ABSTRACT:
For heterogeneous rock specimen with initial random material imperfections in uniaxial plane strain compression, the effect of shear dilatancy on the failure process and stress-strain curve is numerically modeled using FLAC. For intact rock exhibiting linear strain-softening behavior beyond the occurrence of failure and then ideal plastic behavior, the failure criterion is a composite Mohr-Coulomb criterion with tension cut-off. Initial imperfection undergoes ideal plastic behavior beyond the occurrence of failure. The number of yielded elements within the specimen increases with dilation angle. Higher dilation angle causes no significant change in peak strength, slight changes to the post-peak stress-axial strain behavior, wider and steeper shear bands and more ductile stress-lateral strain curve in strain-softening stage because of the wider and steeper shear bands.
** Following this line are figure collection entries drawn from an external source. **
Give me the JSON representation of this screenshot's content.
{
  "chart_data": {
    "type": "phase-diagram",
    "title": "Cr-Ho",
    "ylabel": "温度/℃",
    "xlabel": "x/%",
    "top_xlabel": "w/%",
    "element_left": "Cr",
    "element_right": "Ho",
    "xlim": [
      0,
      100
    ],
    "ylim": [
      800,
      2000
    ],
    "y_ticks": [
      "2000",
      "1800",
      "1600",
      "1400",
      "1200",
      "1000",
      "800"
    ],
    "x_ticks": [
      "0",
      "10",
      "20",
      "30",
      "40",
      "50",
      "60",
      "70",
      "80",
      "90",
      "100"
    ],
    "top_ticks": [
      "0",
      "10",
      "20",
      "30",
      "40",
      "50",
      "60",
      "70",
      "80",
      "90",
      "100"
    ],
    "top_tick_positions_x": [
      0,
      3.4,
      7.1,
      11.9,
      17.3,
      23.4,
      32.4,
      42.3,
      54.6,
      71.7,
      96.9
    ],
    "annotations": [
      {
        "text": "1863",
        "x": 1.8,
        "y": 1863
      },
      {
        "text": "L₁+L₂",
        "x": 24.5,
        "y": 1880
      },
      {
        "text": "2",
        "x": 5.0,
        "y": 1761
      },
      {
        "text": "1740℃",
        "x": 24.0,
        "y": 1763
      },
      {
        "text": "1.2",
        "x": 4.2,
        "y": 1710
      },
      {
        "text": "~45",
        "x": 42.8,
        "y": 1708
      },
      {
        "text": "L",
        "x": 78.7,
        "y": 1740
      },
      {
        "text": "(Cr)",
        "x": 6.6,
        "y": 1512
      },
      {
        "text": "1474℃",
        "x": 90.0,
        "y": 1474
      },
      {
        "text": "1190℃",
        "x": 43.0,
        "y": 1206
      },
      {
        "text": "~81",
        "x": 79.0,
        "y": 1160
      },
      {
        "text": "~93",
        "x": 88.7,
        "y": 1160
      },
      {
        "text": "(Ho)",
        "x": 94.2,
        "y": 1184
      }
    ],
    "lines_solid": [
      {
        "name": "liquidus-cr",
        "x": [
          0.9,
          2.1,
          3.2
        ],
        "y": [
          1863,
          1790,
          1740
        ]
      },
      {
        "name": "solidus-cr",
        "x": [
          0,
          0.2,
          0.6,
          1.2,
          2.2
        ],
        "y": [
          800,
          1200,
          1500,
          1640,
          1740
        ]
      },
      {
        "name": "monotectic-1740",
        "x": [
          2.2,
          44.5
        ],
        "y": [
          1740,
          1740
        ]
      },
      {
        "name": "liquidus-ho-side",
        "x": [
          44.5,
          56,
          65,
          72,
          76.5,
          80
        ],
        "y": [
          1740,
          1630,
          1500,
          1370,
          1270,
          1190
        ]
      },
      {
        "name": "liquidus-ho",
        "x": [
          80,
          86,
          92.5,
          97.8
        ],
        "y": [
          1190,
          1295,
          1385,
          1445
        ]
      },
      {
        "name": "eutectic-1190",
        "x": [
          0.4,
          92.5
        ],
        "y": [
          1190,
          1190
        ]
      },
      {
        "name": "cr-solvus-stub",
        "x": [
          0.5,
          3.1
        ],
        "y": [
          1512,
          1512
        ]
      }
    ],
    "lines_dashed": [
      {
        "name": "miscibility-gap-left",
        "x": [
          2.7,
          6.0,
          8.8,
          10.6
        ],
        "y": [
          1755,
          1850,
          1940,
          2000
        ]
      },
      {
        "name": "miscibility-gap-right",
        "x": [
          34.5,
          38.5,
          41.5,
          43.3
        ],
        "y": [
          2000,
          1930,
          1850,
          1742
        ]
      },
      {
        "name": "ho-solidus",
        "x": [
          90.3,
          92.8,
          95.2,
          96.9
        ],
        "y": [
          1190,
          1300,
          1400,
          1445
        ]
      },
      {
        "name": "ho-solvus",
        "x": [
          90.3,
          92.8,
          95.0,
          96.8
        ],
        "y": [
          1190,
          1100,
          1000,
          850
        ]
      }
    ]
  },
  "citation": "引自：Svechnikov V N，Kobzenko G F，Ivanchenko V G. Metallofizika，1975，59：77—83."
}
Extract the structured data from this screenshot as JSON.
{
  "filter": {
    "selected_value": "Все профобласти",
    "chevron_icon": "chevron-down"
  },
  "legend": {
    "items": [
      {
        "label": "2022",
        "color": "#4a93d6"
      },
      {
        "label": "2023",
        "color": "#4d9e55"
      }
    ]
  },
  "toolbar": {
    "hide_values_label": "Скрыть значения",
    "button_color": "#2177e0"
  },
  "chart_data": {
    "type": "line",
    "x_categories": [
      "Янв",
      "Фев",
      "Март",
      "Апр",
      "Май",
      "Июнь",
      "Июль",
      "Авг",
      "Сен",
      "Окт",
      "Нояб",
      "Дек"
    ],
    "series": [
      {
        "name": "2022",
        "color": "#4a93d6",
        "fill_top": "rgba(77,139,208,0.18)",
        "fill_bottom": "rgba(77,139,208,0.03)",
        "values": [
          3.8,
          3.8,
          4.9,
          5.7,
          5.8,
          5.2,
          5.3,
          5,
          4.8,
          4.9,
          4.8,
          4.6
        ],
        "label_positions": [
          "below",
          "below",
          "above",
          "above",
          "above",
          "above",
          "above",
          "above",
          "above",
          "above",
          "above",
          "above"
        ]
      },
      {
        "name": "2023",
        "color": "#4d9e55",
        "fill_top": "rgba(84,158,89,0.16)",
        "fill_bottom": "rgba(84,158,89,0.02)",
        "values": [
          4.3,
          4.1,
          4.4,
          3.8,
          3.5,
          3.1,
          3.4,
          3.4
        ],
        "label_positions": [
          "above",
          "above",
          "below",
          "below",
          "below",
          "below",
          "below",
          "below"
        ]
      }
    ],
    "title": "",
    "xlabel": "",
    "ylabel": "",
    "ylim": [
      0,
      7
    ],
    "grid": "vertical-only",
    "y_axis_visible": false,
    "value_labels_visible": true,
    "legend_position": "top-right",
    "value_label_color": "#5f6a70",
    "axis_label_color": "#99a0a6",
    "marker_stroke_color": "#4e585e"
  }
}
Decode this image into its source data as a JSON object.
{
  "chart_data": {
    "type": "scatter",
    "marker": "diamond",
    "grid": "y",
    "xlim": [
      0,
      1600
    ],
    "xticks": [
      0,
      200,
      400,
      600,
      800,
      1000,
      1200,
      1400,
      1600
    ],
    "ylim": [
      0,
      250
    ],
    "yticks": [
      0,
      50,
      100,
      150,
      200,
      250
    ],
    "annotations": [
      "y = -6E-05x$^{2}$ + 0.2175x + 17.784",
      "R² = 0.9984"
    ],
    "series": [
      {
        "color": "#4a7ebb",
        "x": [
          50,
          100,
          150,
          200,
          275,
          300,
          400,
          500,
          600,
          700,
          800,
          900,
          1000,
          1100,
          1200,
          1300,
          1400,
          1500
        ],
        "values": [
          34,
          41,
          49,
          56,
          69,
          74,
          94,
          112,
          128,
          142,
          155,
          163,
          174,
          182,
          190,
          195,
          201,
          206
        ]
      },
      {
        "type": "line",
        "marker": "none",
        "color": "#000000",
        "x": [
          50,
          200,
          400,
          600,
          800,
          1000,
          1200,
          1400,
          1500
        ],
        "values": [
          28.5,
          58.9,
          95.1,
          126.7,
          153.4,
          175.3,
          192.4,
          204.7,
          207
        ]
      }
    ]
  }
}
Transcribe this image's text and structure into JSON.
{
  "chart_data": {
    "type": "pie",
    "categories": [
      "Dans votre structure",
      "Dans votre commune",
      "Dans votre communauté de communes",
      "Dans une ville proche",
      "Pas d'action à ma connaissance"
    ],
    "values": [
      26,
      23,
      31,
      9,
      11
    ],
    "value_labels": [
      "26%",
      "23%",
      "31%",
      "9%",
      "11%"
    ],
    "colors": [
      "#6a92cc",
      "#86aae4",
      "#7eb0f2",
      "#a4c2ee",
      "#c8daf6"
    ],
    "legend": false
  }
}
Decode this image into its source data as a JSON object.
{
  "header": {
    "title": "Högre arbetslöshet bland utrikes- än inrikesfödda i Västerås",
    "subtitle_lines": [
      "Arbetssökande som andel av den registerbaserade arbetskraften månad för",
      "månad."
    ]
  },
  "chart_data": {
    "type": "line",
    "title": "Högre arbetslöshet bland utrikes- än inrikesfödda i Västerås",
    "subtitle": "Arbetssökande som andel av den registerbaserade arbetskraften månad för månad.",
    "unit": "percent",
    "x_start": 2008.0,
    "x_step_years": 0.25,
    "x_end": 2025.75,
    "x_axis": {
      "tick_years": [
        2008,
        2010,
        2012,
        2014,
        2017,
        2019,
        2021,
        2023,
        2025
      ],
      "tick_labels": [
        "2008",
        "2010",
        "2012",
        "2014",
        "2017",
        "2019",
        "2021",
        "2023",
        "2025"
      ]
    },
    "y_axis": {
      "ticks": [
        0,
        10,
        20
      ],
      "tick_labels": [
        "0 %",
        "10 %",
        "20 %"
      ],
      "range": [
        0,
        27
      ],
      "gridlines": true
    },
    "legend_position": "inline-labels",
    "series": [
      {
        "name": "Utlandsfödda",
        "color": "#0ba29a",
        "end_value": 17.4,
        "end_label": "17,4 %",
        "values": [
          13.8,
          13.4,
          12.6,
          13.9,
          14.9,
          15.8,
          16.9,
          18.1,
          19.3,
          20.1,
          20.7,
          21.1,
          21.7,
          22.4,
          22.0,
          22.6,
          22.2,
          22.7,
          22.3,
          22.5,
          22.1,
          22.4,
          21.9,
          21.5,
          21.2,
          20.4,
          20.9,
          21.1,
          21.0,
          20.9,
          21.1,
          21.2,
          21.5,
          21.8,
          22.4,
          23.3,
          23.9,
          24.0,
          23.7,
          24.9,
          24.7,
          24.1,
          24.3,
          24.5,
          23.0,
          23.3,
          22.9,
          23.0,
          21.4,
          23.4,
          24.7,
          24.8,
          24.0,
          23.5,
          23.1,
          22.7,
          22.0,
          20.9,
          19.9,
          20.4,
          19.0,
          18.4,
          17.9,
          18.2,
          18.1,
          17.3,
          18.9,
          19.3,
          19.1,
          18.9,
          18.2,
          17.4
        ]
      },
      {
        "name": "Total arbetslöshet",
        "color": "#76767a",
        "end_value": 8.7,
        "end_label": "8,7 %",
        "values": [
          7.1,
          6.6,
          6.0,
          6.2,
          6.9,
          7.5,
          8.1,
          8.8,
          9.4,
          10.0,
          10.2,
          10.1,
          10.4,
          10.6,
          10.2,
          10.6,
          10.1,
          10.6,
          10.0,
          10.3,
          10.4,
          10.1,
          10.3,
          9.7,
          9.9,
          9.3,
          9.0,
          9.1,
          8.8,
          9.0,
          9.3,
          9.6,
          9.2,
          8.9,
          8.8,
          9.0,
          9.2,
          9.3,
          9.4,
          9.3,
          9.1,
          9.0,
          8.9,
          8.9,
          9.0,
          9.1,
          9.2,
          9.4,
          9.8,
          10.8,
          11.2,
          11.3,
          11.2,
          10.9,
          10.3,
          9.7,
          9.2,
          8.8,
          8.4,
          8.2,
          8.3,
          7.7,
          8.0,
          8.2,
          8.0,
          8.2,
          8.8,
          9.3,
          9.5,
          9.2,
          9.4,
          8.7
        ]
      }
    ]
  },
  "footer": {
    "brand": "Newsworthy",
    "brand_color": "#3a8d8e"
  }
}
At much higher dilation angle, the peak stress is slightly lower. It is possible that higher brittleness leads to earlier occurrence of failure. Strictly speaking, higher dilation angle leads to ductile post-peak stress-axial strain curve. This means that the contribution of the increase in shear band width exceeds the contribution of the increase in shear band inclination. The specimen with higher dilation angle has more apparent precursor to failure. The well-developed shear band inclination angle is closer to Arthur theory and is lower than Coulomb theory. Usually, Roscoe theory underestimates the well-developed shear band inclination angle unless dilation angle is much higher. At the same axial strain, higher dilation angle results in higher shear strain increment and higher volumetric strain increment in shear bands.
1 INTRODUCTION
Geomaterials such as rock and soil are heterogeneous materials. In compression, with an increase of axial strain, microcracking may occur in the vicinity of material imperfections, such as voids, pores and cracks. Further loading will result in the progressive coalescence of microcracks to eventually form the macroscopic fractures (Scholz 1968).